J'aimerais vous présenter Alice. Alice est une femme de 50 ans qui essaie de s'en sortir financièrement à un tournant crucial de sa vie. Elle est mère célibataire de deux filles. Alice a travaillé toute sa vie. Elle a quitté l'école à 17 ans et a trouvé un emploi de secrétaire à Londres. Elle a ensuite travaillé pendant près de 20 ans pour la même entreprise, gravissant les échelons, saisissant toutes les chances qui s'offraient à elle pour faire ses preuves dans le cadre de cet emploi, se créant une réputation de personne-clé au sein de son équipe. Pendant cette période, Alice a épousé Phil à l'âge de 28 ans. Ils ont acheté une maison ensemble, et 2 ans plus tard, ils ont eu leur première fille, puis 2 ans plus tard, ils ont eu une autre fille. À 38 ans, Alice a été licenciée, mais comme elle avait travaillé dur et s'était créé une réputation, il ne lui a fallu que trois mois pour trouver un nouvel emploi. Ces trois mois ont été les seuls moments où elle n'a pas travaillé, à l'exception du congé de maternité. Elle se remet de son licenciement, mais avec un nouvel emploi, deux enfants de 5 et 7 ans et une mère dont la santé commence à décliner, elle doit jongler avec de nombreux aspects de sa vie. À 39 ans, Alice a découvert que son mari la trompait. Elle savait depuis un an que son couple était en difficulté, aussi avait-elle économisé en silence. Elle se doutait qu'elle allait devoir être une mère célibataire à un moment ou un autre. 
Son mari l'a quittée deux semaines avant son 40e anniversaire, abandonnant la maison familiale. Alice a gardé la maison parce qu'elle avait la garde des filles, pour assurer la stabilité de leur vie de famille et pour minimiser les bouleversements familiaux. Alice est donc une mère célibataire qui travaille et vit dans la maison familiale. Elle a continué à travailler pendant cette période, faisant une heure de trajet pour se rendre au travail et une heure pour en revenir, jonglant avec le travail, les soins aux personnes âgées et l'éducation de ses filles du mieux qu'elle pouvait.

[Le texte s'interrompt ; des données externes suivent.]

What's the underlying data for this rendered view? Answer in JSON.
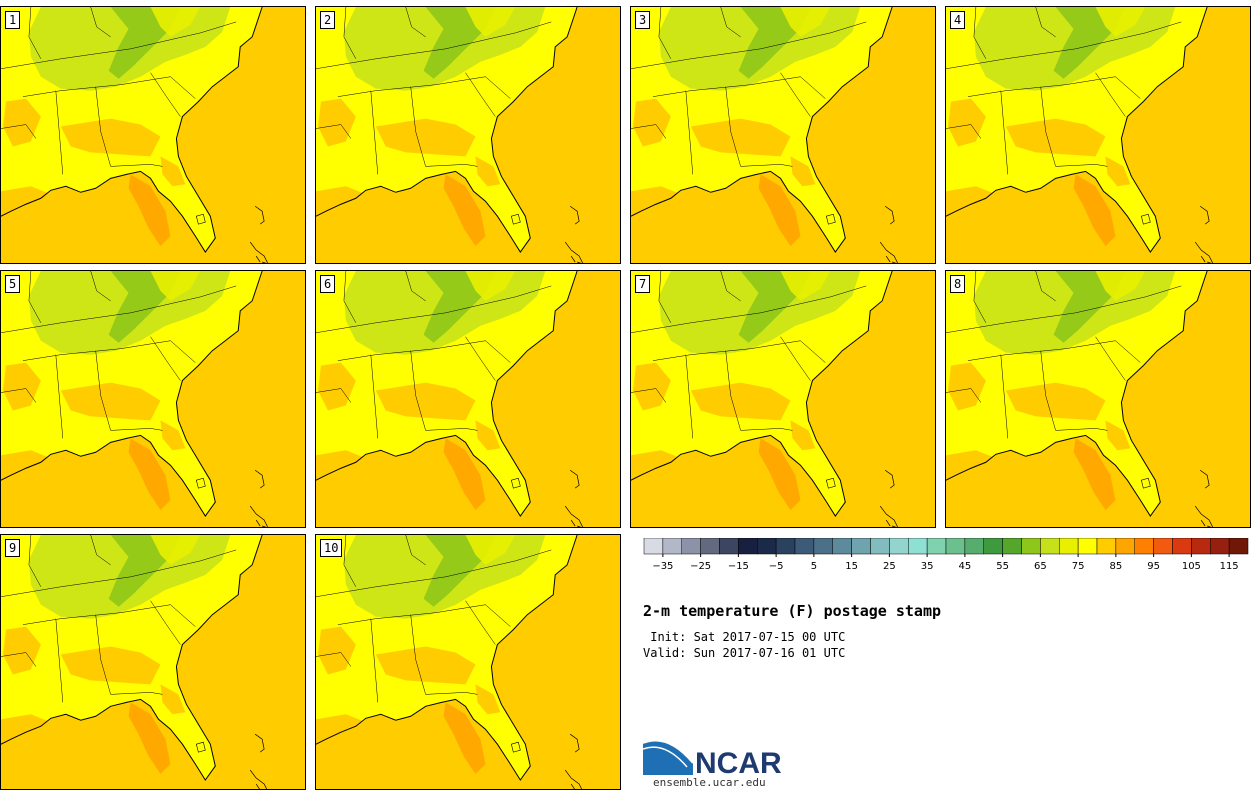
{
  "panels": [
    "1",
    "2",
    "3",
    "4",
    "5",
    "6",
    "7",
    "8",
    "9",
    "10"
  ],
  "colorbar": {
    "colors": [
      "#d8dbe4",
      "#b3b8c9",
      "#8c93a8",
      "#636a80",
      "#3d4660",
      "#182040",
      "#1a2a48",
      "#2a4260",
      "#3d5a78",
      "#4c7088",
      "#5d8a9c",
      "#6fa3ae",
      "#82bcbf",
      "#93d4cf",
      "#8ee0d2",
      "#80d2ae",
      "#6cc08e",
      "#56ad6e",
      "#3d9a3e",
      "#55a72c",
      "#8fc61a",
      "#c6e01a",
      "#e8f000",
      "#ffff00",
      "#ffcc00",
      "#ffa500",
      "#ff7f00",
      "#f25a10",
      "#d93a10",
      "#b82a10",
      "#962010",
      "#701808"
    ],
    "tick_labels": [
      "−35",
      "−25",
      "−15",
      "−5",
      "5",
      "15",
      "25",
      "35",
      "45",
      "55",
      "65",
      "75",
      "85",
      "95",
      "105",
      "115"
    ]
  },
  "title": "2-m temperature (F) postage stamp",
  "init": " Init: Sat 2017-07-15 00 UTC",
  "valid": "Valid: Sun 2017-07-16 01 UTC",
  "logo": {
    "text": "NCAR",
    "subtitle": "ensemble.ucar.edu",
    "colors": {
      "blue": "#1f6fb5",
      "navy": "#1e3a6e"
    }
  }
}
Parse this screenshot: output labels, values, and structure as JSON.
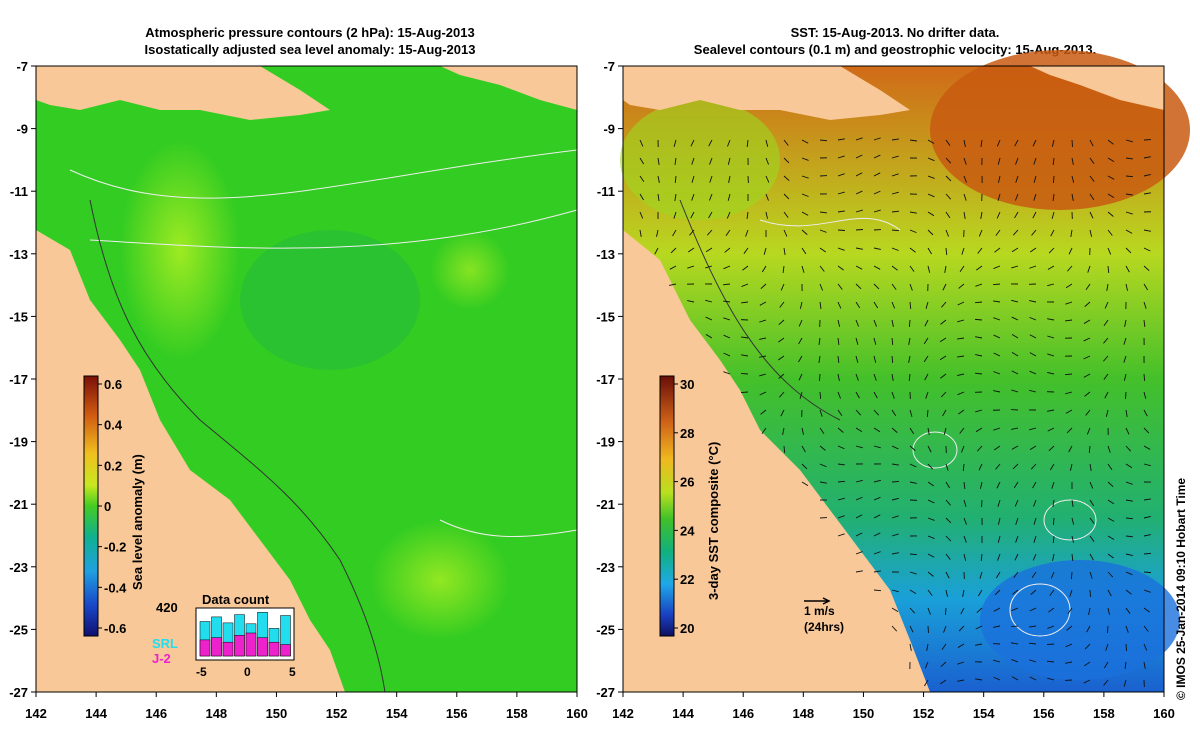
{
  "left_panel": {
    "title_line1": "Atmospheric pressure contours (2 hPa): 15-Aug-2013",
    "title_line2": "Isostatically adjusted sea level anomaly: 15-Aug-2013",
    "x_ticks": [
      "142",
      "144",
      "146",
      "148",
      "150",
      "152",
      "154",
      "156",
      "158",
      "160"
    ],
    "y_ticks": [
      "-7",
      "-9",
      "-11",
      "-13",
      "-15",
      "-17",
      "-19",
      "-21",
      "-23",
      "-25",
      "-27"
    ],
    "colorbar": {
      "label": "Sea level anomaly (m)",
      "ticks": [
        "0.6",
        "0.4",
        "0.2",
        "0",
        "-0.2",
        "-0.4",
        "-0.6"
      ]
    },
    "data_count": {
      "title": "Data count",
      "max_label": "420",
      "x_ticks": [
        "-5",
        "0",
        "5"
      ],
      "series_srl": "SRL",
      "series_j2": "J-2"
    }
  },
  "right_panel": {
    "title_line1": "SST: 15-Aug-2013. No drifter data.",
    "title_line2": "Sealevel contours (0.1 m) and geostrophic velocity: 15-Aug-2013.",
    "x_ticks": [
      "142",
      "144",
      "146",
      "148",
      "150",
      "152",
      "154",
      "156",
      "158",
      "160"
    ],
    "y_ticks": [
      "-7",
      "-9",
      "-11",
      "-13",
      "-15",
      "-17",
      "-19",
      "-21",
      "-23",
      "-25",
      "-27"
    ],
    "colorbar": {
      "label": "3-day SST composite (°C)",
      "ticks": [
        "30",
        "28",
        "26",
        "24",
        "22",
        "20"
      ]
    },
    "velocity_scale": {
      "label": "1 m/s",
      "sublabel": "(24hrs)"
    }
  },
  "credit": "© IMOS 25-Jan-2014 09:10 Hobart Time",
  "colors": {
    "land": "#f8c898",
    "sla_green": "#33cc22",
    "sla_yellow_green": "#99ee22",
    "sst_orange": "#d87018",
    "sst_blue": "#1f7fe6"
  }
}
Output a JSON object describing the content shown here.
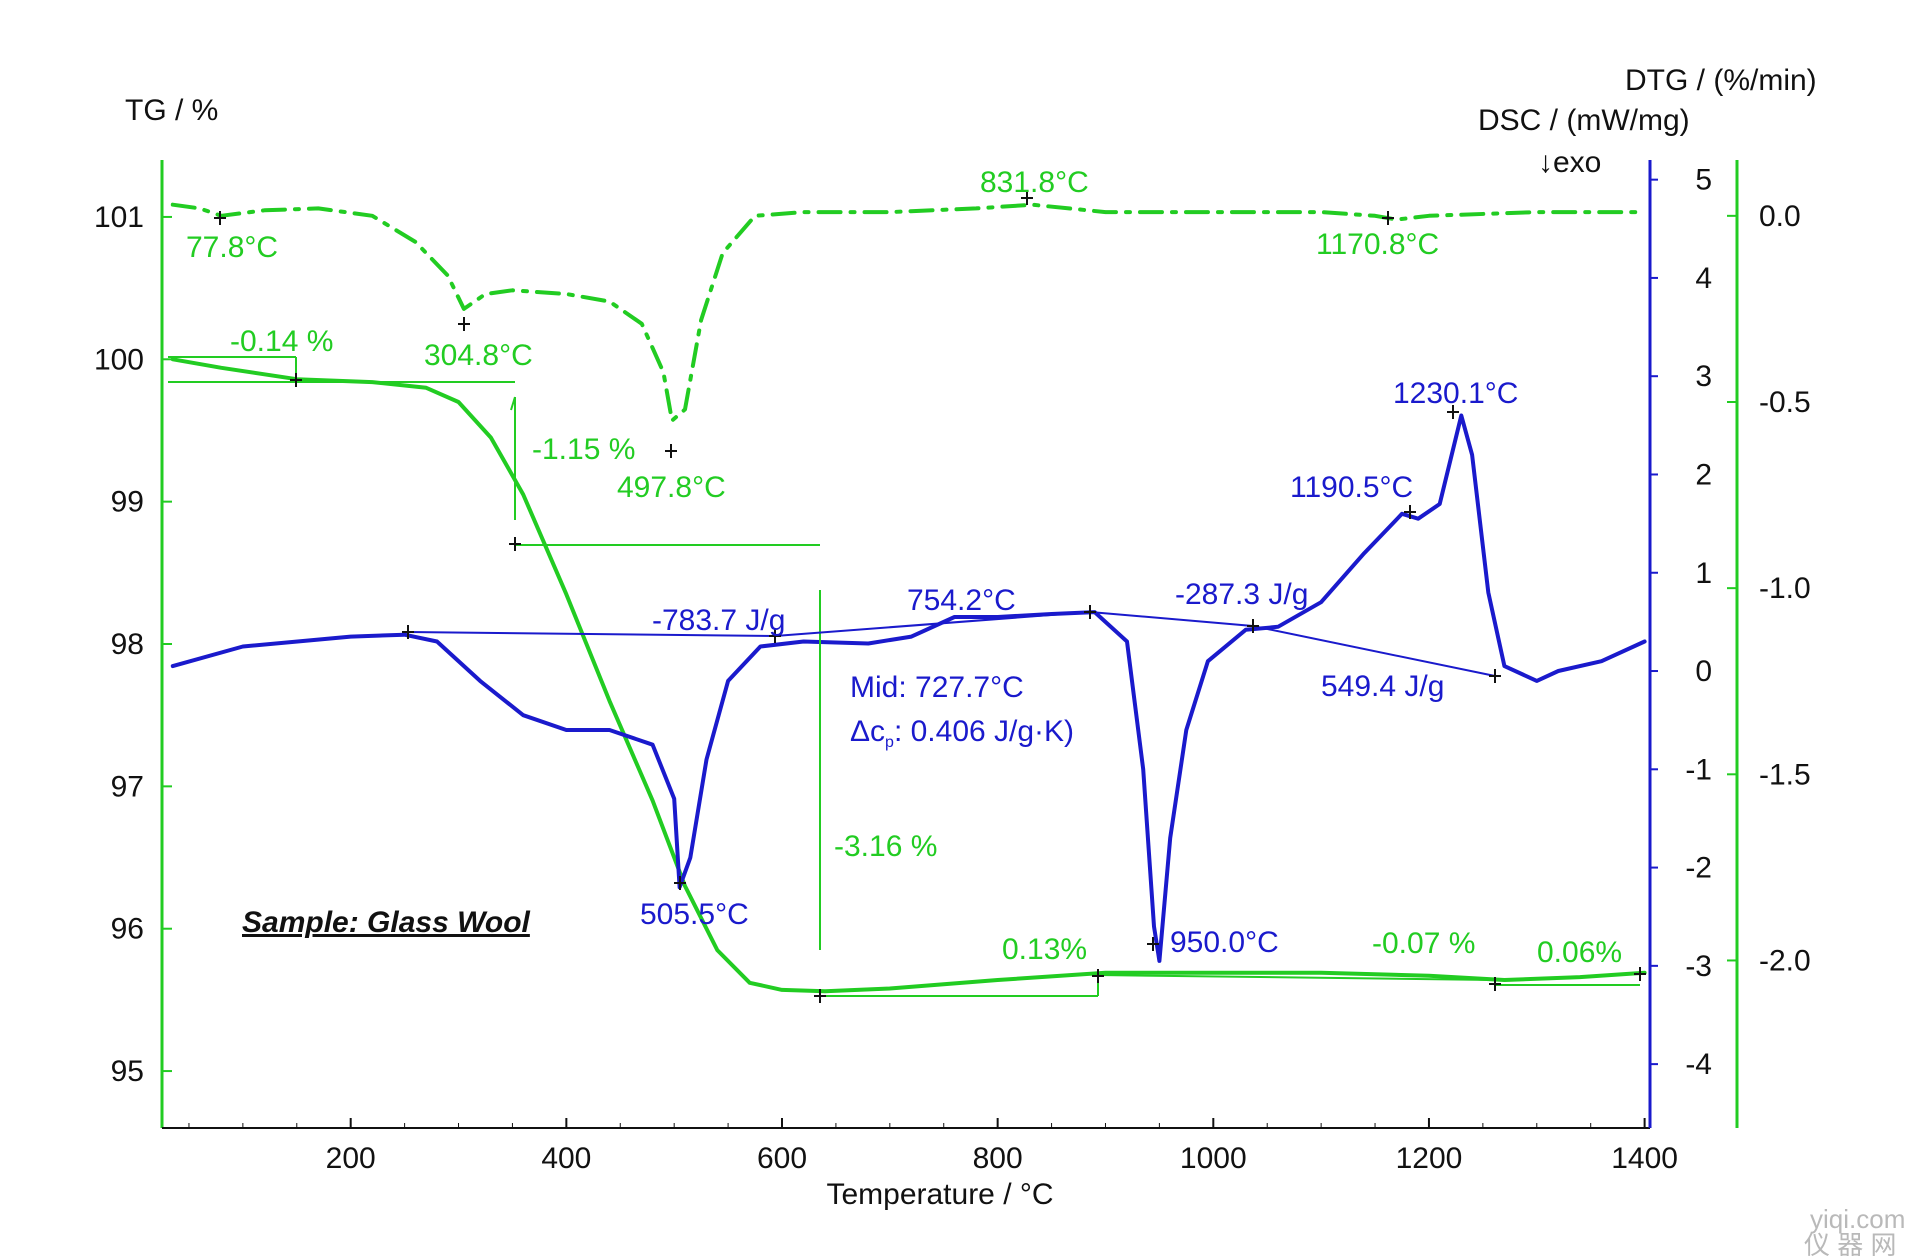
{
  "colors": {
    "tg": "#22cc22",
    "dtg": "#22cc22",
    "dsc": "#1a1acc",
    "text": "#111111"
  },
  "chart_data": {
    "type": "line",
    "xlabel": "Temperature / °C",
    "x_ticks": [
      "200",
      "400",
      "600",
      "800",
      "1000",
      "1200",
      "1400"
    ],
    "xlim": [
      25,
      1405
    ],
    "axes": {
      "tg": {
        "label": "TG / %",
        "ylim": [
          94.6,
          101.4
        ],
        "ticks": [
          "95",
          "96",
          "97",
          "98",
          "99",
          "100",
          "101"
        ]
      },
      "dsc": {
        "label": "DSC / (mW/mg)",
        "exo_label": "↓exo",
        "ylim": [
          -4.65,
          5.2
        ],
        "ticks": [
          "5",
          "4",
          "3",
          "2",
          "1",
          "0",
          "-1",
          "-2",
          "-3",
          "-4"
        ]
      },
      "dtg": {
        "label": "DTG / (%/min)",
        "ylim": [
          -2.45,
          0.15
        ],
        "ticks": [
          "0.0",
          "-0.5",
          "-1.0",
          "-1.5",
          "-2.0"
        ]
      }
    },
    "series": [
      {
        "key": "tg",
        "axis": "tg",
        "style": "solid",
        "points": [
          [
            35,
            100.0
          ],
          [
            80,
            99.94
          ],
          [
            150,
            99.86
          ],
          [
            220,
            99.84
          ],
          [
            270,
            99.8
          ],
          [
            300,
            99.7
          ],
          [
            330,
            99.45
          ],
          [
            360,
            99.05
          ],
          [
            400,
            98.35
          ],
          [
            440,
            97.6
          ],
          [
            480,
            96.9
          ],
          [
            510,
            96.3
          ],
          [
            540,
            95.85
          ],
          [
            570,
            95.62
          ],
          [
            600,
            95.57
          ],
          [
            640,
            95.56
          ],
          [
            700,
            95.58
          ],
          [
            800,
            95.64
          ],
          [
            900,
            95.69
          ],
          [
            1000,
            95.69
          ],
          [
            1100,
            95.69
          ],
          [
            1200,
            95.67
          ],
          [
            1270,
            95.64
          ],
          [
            1340,
            95.66
          ],
          [
            1400,
            95.69
          ]
        ]
      },
      {
        "key": "dtg",
        "axis": "dtg",
        "style": "dashdot",
        "points": [
          [
            35,
            0.03
          ],
          [
            60,
            0.02
          ],
          [
            80,
            0.0
          ],
          [
            120,
            0.015
          ],
          [
            170,
            0.02
          ],
          [
            220,
            0.0
          ],
          [
            260,
            -0.07
          ],
          [
            290,
            -0.16
          ],
          [
            305,
            -0.25
          ],
          [
            325,
            -0.21
          ],
          [
            350,
            -0.2
          ],
          [
            400,
            -0.21
          ],
          [
            440,
            -0.23
          ],
          [
            470,
            -0.29
          ],
          [
            490,
            -0.42
          ],
          [
            498,
            -0.55
          ],
          [
            510,
            -0.52
          ],
          [
            525,
            -0.28
          ],
          [
            545,
            -0.1
          ],
          [
            575,
            0.0
          ],
          [
            620,
            0.01
          ],
          [
            700,
            0.01
          ],
          [
            780,
            0.02
          ],
          [
            832,
            0.03
          ],
          [
            900,
            0.01
          ],
          [
            1000,
            0.01
          ],
          [
            1100,
            0.01
          ],
          [
            1150,
            0.0
          ],
          [
            1170,
            -0.01
          ],
          [
            1200,
            0.0
          ],
          [
            1300,
            0.01
          ],
          [
            1400,
            0.01
          ]
        ]
      },
      {
        "key": "dsc",
        "axis": "dsc",
        "style": "solid",
        "points": [
          [
            35,
            0.05
          ],
          [
            100,
            0.25
          ],
          [
            200,
            0.35
          ],
          [
            250,
            0.37
          ],
          [
            280,
            0.3
          ],
          [
            320,
            -0.1
          ],
          [
            360,
            -0.45
          ],
          [
            400,
            -0.6
          ],
          [
            440,
            -0.6
          ],
          [
            480,
            -0.75
          ],
          [
            500,
            -1.3
          ],
          [
            505,
            -2.2
          ],
          [
            515,
            -1.9
          ],
          [
            530,
            -0.9
          ],
          [
            550,
            -0.1
          ],
          [
            580,
            0.25
          ],
          [
            620,
            0.3
          ],
          [
            680,
            0.28
          ],
          [
            720,
            0.35
          ],
          [
            760,
            0.55
          ],
          [
            800,
            0.55
          ],
          [
            850,
            0.58
          ],
          [
            890,
            0.6
          ],
          [
            920,
            0.3
          ],
          [
            935,
            -1.0
          ],
          [
            945,
            -2.6
          ],
          [
            950,
            -2.95
          ],
          [
            960,
            -1.7
          ],
          [
            975,
            -0.6
          ],
          [
            995,
            0.1
          ],
          [
            1030,
            0.42
          ],
          [
            1060,
            0.45
          ],
          [
            1100,
            0.7
          ],
          [
            1140,
            1.2
          ],
          [
            1175,
            1.6
          ],
          [
            1190,
            1.55
          ],
          [
            1210,
            1.7
          ],
          [
            1230,
            2.6
          ],
          [
            1240,
            2.2
          ],
          [
            1255,
            0.8
          ],
          [
            1270,
            0.05
          ],
          [
            1300,
            -0.1
          ],
          [
            1320,
            0.0
          ],
          [
            1360,
            0.1
          ],
          [
            1400,
            0.3
          ]
        ]
      }
    ],
    "annotations": [
      {
        "axis": "dtg",
        "x": 77.8,
        "text": "77.8°C"
      },
      {
        "axis": "dtg",
        "x": 304.8,
        "text": "304.8°C"
      },
      {
        "axis": "dtg",
        "x": 497.8,
        "text": "497.8°C"
      },
      {
        "axis": "dtg",
        "x": 831.8,
        "text": "831.8°C"
      },
      {
        "axis": "dtg",
        "x": 1170.8,
        "text": "1170.8°C"
      },
      {
        "axis": "tg",
        "text": "-0.14 %"
      },
      {
        "axis": "tg",
        "text": "-1.15 %"
      },
      {
        "axis": "tg",
        "text": "-3.16 %"
      },
      {
        "axis": "tg",
        "text": "0.13%"
      },
      {
        "axis": "tg",
        "text": "-0.07 %"
      },
      {
        "axis": "tg",
        "text": "0.06%"
      },
      {
        "axis": "dsc",
        "x": 505.5,
        "text": "505.5°C"
      },
      {
        "axis": "dsc",
        "text": "-783.7 J/g"
      },
      {
        "axis": "dsc",
        "x": 754.2,
        "text": "754.2°C"
      },
      {
        "axis": "dsc",
        "text": "Mid: 727.7°C"
      },
      {
        "axis": "dsc",
        "text_prefix": "Δc",
        "text_sub": "p",
        "text_suffix": ": 0.406 J/g·K)"
      },
      {
        "axis": "dsc",
        "x": 950.0,
        "text": "950.0°C"
      },
      {
        "axis": "dsc",
        "text": "-287.3 J/g"
      },
      {
        "axis": "dsc",
        "x": 1190.5,
        "text": "1190.5°C"
      },
      {
        "axis": "dsc",
        "x": 1230.1,
        "text": "1230.1°C"
      },
      {
        "axis": "dsc",
        "text": "549.4 J/g"
      }
    ],
    "sample_label": "Sample: Glass Wool"
  },
  "watermark": {
    "line1": "yiqi.com",
    "line2": "仪 器 网"
  }
}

Mais maintenant qu'Alice a 50 ans, elle est légalement tenue par les termes de son divorce de tenir la promesse qu'elle a faite à son mari il y a 12 ans. À présent que ses filles sont adultes et quittent le foyer familial, Alice doit vendre sa maison. Elle se trouve maintenant dans une situation où elle doit tout recommencer à 50 ans. Londres est une ville chère, elle doit donc quitter la seule ville où elle a jamais vécu parce qu'elle doit rembourser son mari conformément à l'accord de divorce. Alice n'a travaillé que 3 jours par semaine depuis la naissance de ses enfants jusqu'à 39 ans, date à laquelle elle a été obligée de reprendre le travail à temps partiel lorsqu'elle est devenue mère célibataire. En raison de cette période de travail à temps partiel, sa pension est sous-financée. La réalité est qu'elle doit trouver une maison dans une ville moins chère où elle n'a jamais vécu, en prenant une hypothèque à taux d'intérêt unique, et qu'elle doit continuer à travailler. Elle bénéficie d'un bon salaire et d'un bon poste, et bien qu'elle soit heureuse de continuer à travailler pour le moment, elle aurait aimé envisager la retraite dans les cinq prochaines années. Au lieu de cela, Alice parle de prendre sa retraite à 70 ans, soit dans 20 ans. Cela s'explique par le fait qu'elle doit payer son hypothèque, une hypothèque qu'elle n'aurait pas si elle n'avait pas divorcé.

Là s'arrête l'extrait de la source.